Рожденная в день окончания Второй мировой войны - 2 сентября 1945 года. Получившая в честь этого события имя, переводимое с греческого как "мир". Выпускница школы-студии МХАТ 1966 года. Прошедшая "огонь и воду" четырех театров: МХАТ, Ленком, им.Маяковского, Малый академический. Только недавно узнавшая, что "медные трубы" - это, оказывается, слава, которую она благополучно прозевала в больнице - с серьезным переломом ног на очередных киносъемках. Впрочем, слава попыталась своего не упустить. После 1968, когда вышел на экраны "Доживем до понедельника", и мешки писем от поклонников были, и журнальные обложки, даже на Западе, и моряки, полгода смотревшие в плавании эту картину справа-налево и слева-направо, а потом склеившие сцены с ее участием в отдельный любимый фильм. Слава только набрала разбег, а героиня, едва выйдя из больницы, сбежала от "медных труб" в Польшу - влюбившись в польского эстрадного музыканта, вышла за него замуж. Год там, потом еще на два в Швецию - за мужем на заработки в страну сытости и покоя, от которых в конце концов взвыла и ринулась на Родину в первом попавшемся фильме балерину играть.
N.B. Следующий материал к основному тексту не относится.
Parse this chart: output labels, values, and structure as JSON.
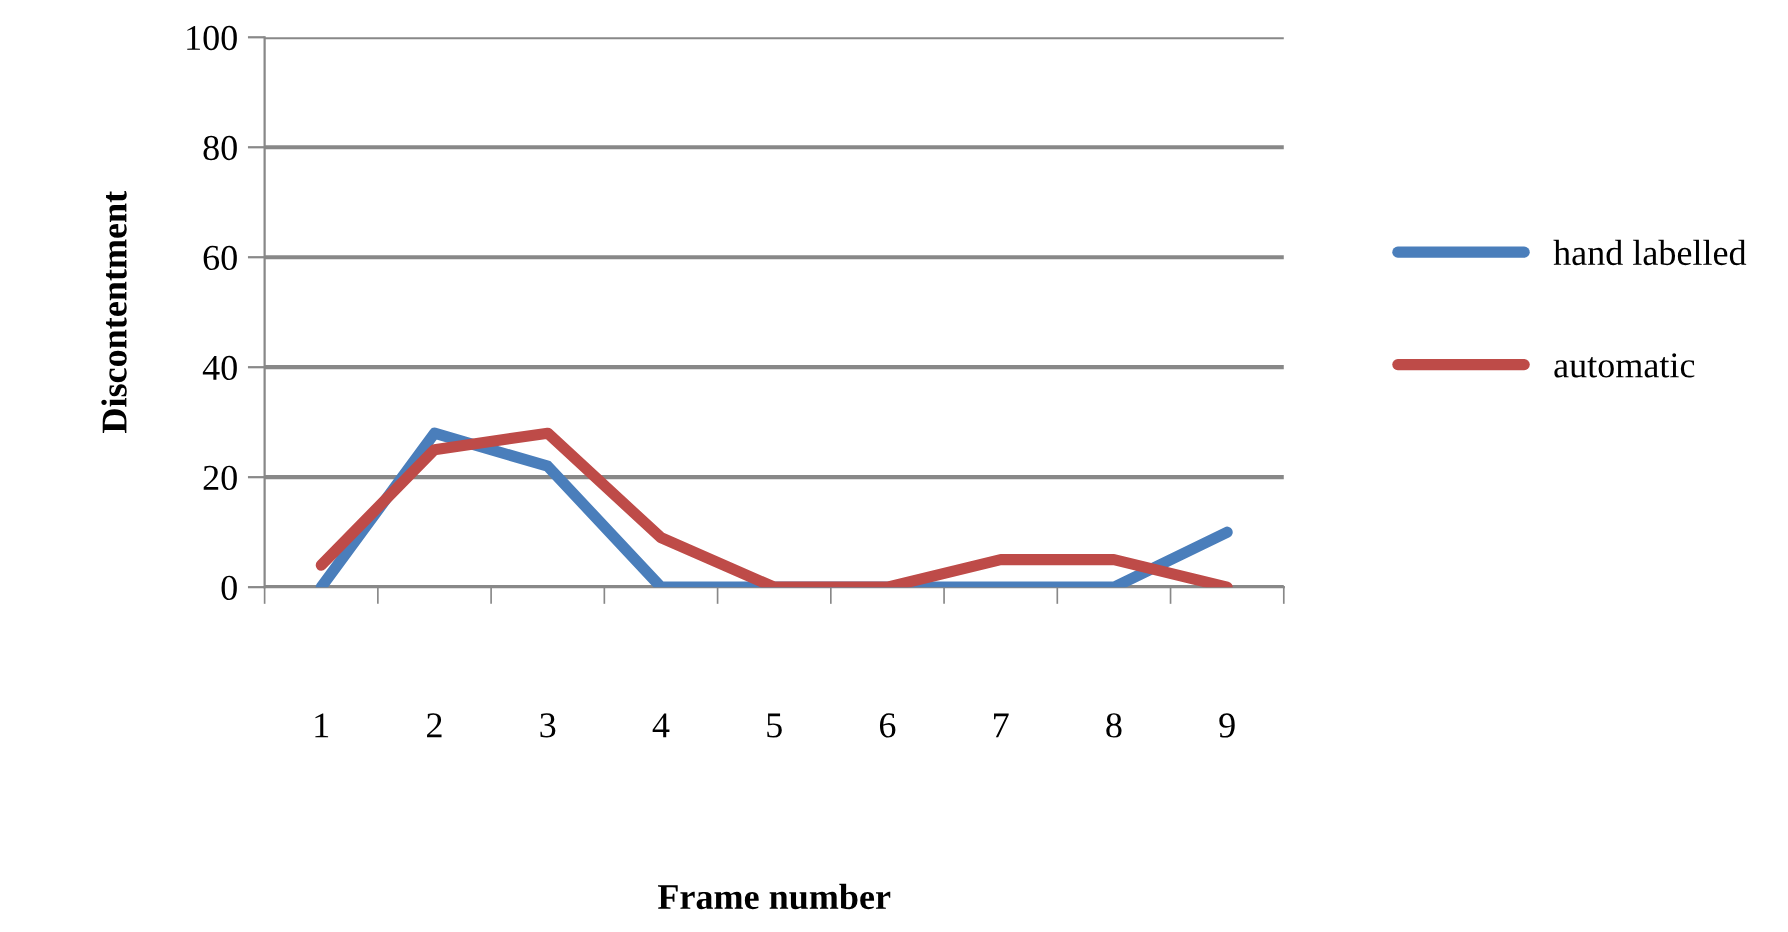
{
  "chart_data": {
    "type": "line",
    "xlabel": "Frame number",
    "ylabel": "Discontentment",
    "categories": [
      "1",
      "2",
      "3",
      "4",
      "5",
      "6",
      "7",
      "8",
      "9"
    ],
    "series": [
      {
        "name": "hand labelled",
        "color": "#4a7ebb",
        "values": [
          0,
          28,
          22,
          0,
          0,
          0,
          0,
          0,
          10
        ]
      },
      {
        "name": "automatic",
        "color": "#be4b48",
        "values": [
          4,
          25,
          28,
          9,
          0,
          0,
          5,
          5,
          0
        ]
      }
    ],
    "ylim": [
      0,
      100
    ],
    "yticks": [
      0,
      20,
      40,
      60,
      80,
      100
    ],
    "grid": "y",
    "legend": "right",
    "marker": "none",
    "line_style": "solid"
  }
}
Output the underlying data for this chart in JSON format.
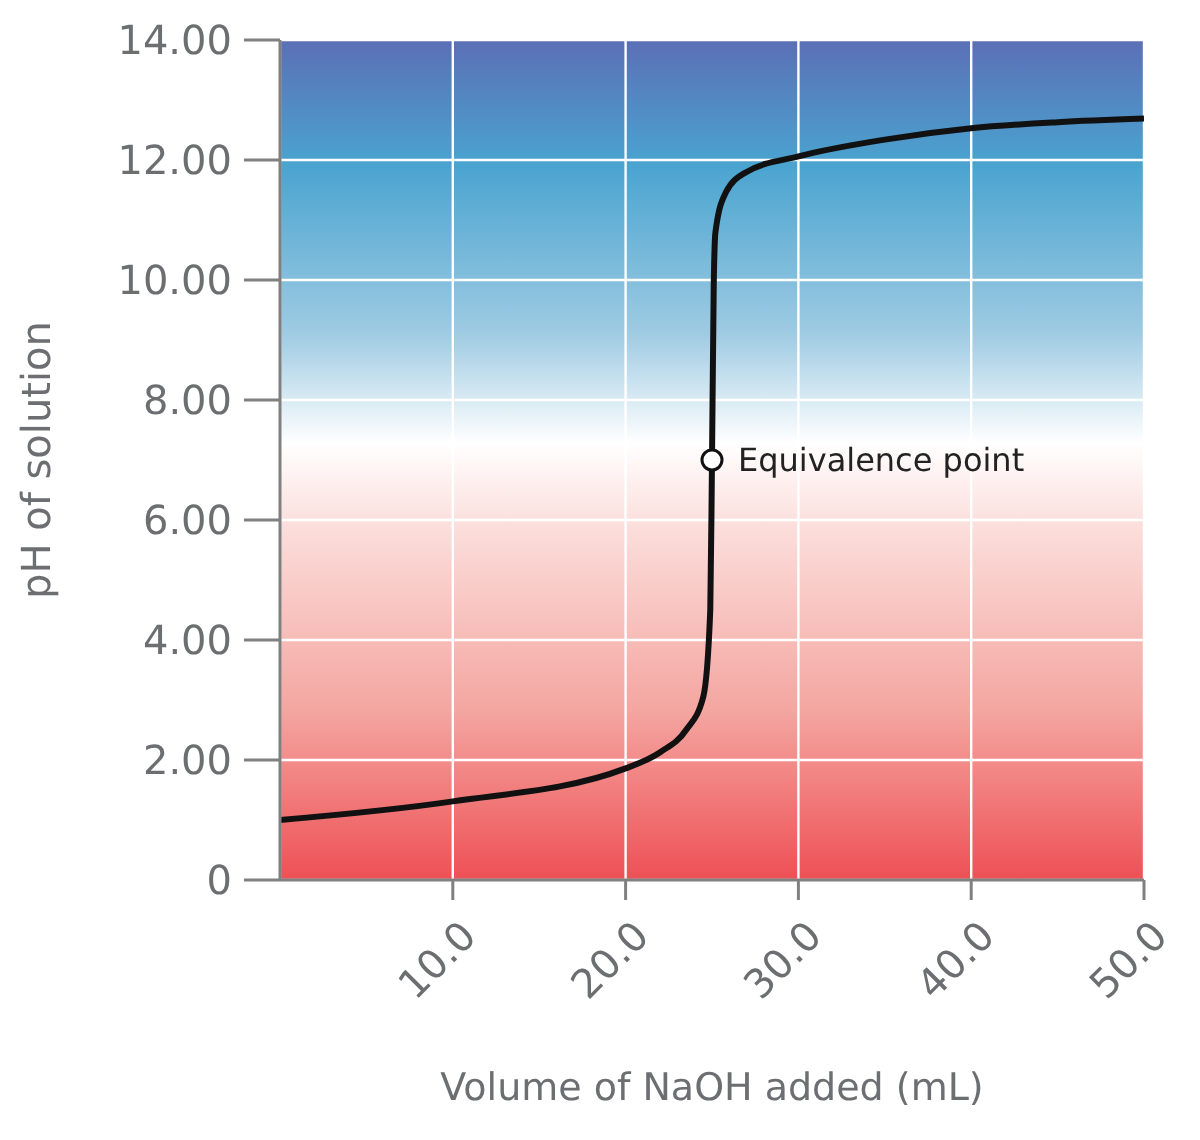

В театр им.Маяковского вернулась, откуда и уехала. Потом в Малый перешла. Потом - в тихую жизнь: деревенскую избу купила, чтобы ремонтировать и ремонтировать, зато на холме, где всего четыре дома, из них лишь два обитаемы, а до ближайшей деревни два километра пешком по лесам и лугам.
В конце 1996 года вышла замуж за актера и кинорежиссера Александра Соловьева. Много лет любили друг друга, прежде чем получилось соединиться в семью. В конце 1997, помолясь перед сном, она спросила Высшие силы: что меня ждет? Ей приснился театр, кулисы, почему-то Маяковки, где персонал был с ней ласков, а она взяла веник и стала подметать - грязновато показалось. Проснулась в недоумении: так что же ее ждет?..
- Ирина Викторовна, как вышло, что вас раньше срока похоронили?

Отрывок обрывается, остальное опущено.